3rd Graph - Density plots
library(showtext)
font_add_google("Montserrat", "Montserrat") #downloading fonts from Google
showtext_auto()
my_colours3 <- c("tomato","greenyellow","cornflowerblue")
my_colours4 <- c("gray70", "firebrick2")
stop_search_offence_3<- stop_search_offence_sf %>%
filter(year!=2017) %>%
group_by(month_name,object_of_search) %>%
mutate(count= n()) %>%
mutate(
was_may = ifelse(month_name == "May", TRUE, FALSE))
ggplot(data =stop_search_offence_3 , aes(x= count, fill = object_of_search, colour=was_may, y=month_name))+
geom_density_ridges(alpha = 4/8)+
facet_grid(year~.)+
theme_minimal()+
theme( strip.text= element_text(family="Montserrat", face = "plain"),
plot.title = element_text(color = "black",size=10,face="bold", family= "Montserrat"),
plot.subtitle = element_text(color = "grey40", face="plain",size= 9.5,family= "Montserrat"),
plot.caption = element_text(color = "grey40", face="italic",size= 7,family= "Montserrat",hjust=0),
axis.text.y = element_text(size = 6, family="Montserrat", face = "plain"),
axis.text.x = element_text(size = 6, family="Montserrat", face = "plain"),
legend.text=element_text(family="Montserrat", size=5.5),
legend.title=element_text(family="Montserrat", size=6, face="bold"))+
labs(title = "In May in each year the number of crimes was the highest \n especially in crimes connected to controlled drugs issues ", subtitle= "Denisty plots oh cases by month & object of search particular years", x="", y="", fill = "Object of search", colour = "Was it May?",caption="Source: https://data.police.uk/data/")+
scale_fill_manual(values = my_colours3)+
scale_colour_manual(values = my_colours4)

Summary
Let me write a short memo on my work and describe the story behind each graph.
In the first data visualization I tried to find the most frequent object of search – which is the problem of smuggling drugs. The crime has been increasing throughout recent years not only overall but also in all ethnic groups and across both genders.
In the second graph, I focused on locating the areas of London wherein the year 2020 all the crime connected to drug smuggling was the biggest problem. It turns out that most cases happened in the City of Westminster, Newnham, and Croydon.

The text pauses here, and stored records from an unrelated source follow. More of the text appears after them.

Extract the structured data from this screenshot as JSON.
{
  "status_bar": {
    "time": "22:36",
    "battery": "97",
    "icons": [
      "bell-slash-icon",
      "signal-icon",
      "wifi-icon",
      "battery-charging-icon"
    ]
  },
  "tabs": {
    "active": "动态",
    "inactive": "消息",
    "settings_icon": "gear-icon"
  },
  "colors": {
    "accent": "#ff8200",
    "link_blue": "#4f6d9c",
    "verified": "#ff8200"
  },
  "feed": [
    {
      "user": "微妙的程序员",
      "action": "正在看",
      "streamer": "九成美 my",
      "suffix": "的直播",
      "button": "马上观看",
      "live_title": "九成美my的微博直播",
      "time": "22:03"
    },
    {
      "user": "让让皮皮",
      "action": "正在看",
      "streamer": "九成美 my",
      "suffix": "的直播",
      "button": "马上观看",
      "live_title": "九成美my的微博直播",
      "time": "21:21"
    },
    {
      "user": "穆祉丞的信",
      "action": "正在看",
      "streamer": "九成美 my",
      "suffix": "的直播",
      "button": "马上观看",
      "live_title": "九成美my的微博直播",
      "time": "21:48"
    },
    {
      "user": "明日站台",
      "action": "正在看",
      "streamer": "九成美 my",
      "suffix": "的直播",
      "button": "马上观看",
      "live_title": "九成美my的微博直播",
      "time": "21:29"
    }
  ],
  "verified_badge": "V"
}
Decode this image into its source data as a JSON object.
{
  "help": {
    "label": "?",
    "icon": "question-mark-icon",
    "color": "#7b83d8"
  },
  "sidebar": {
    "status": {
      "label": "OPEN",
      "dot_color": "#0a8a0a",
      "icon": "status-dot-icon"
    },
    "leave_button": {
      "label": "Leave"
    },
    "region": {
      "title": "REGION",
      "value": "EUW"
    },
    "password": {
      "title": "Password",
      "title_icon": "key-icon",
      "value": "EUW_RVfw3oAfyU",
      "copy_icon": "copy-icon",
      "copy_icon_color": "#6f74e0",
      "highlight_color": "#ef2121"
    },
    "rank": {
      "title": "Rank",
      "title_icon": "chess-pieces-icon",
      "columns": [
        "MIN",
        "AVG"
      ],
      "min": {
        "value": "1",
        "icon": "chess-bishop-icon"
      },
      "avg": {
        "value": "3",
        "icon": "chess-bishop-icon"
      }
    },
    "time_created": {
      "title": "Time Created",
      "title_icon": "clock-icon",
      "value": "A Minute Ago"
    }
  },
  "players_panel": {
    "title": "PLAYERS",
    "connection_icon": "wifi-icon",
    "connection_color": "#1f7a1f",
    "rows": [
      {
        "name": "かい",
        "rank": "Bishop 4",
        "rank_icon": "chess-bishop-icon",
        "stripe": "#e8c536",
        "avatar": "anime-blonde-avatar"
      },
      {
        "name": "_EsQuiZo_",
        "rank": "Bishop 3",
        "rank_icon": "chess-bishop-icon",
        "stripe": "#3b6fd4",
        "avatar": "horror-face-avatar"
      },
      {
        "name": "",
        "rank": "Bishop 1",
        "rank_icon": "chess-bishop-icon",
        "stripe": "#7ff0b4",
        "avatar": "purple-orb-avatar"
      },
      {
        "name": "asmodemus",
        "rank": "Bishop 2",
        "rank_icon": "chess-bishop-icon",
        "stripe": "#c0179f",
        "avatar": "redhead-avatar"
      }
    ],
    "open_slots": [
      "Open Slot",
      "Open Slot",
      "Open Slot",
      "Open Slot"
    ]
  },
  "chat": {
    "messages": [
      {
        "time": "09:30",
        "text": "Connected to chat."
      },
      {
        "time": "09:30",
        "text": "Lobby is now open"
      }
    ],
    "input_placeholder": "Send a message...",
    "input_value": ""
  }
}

In the third graph, I found the time of the year, when all the crimes (especially “Controlled drugs” crimes) are most frequent. It turns out that throughout the time, the most popular season for the raise of cases in May.
In my work, I tried to implement all of the C.R.A.P. principles. I applied _Contrast_ through adjusting colours to the type of graph – using different colours for different categories or to highlight a particular event, using hue to show the frequency of crimes in a particular location. _Repetition_ – where needed the colours to stay consistent and repetitive for the most important messages on the graph to stand out. _Alignment_ – I tried to allocate the information on my graphs clearly and transparently, so the visualization is easily understandable for the reader. _Proximity_ – I tried to make the graphs in such a form that the similar clusters of cases are allocated similarly.
I also tried to implement all of Alberto Cairo’s five qualities of great visualisaiton.
1. First of all, my graphs are truthful, not confusing, when it comes to colours as they tend to be the same throughout the whole file. I tried to use appropriate types of graphs to address different problems.
2. Second of all, my grpahs are functional and does not contain unnecessary information that could confuse the reader.
3. Moreover, I tried to make my graphs beautiful to make them easier to read – I used pleasant colours, fonts, and themes.
4. What’s more, thanks to the insightful aspect of the graphs, we can discover new pieces of information on crimes in London & build our knowledge on the topic.
5. Finally, I tried to make the whole story enlightening and coherent so that the reader is interested in the data presented.
Thank you!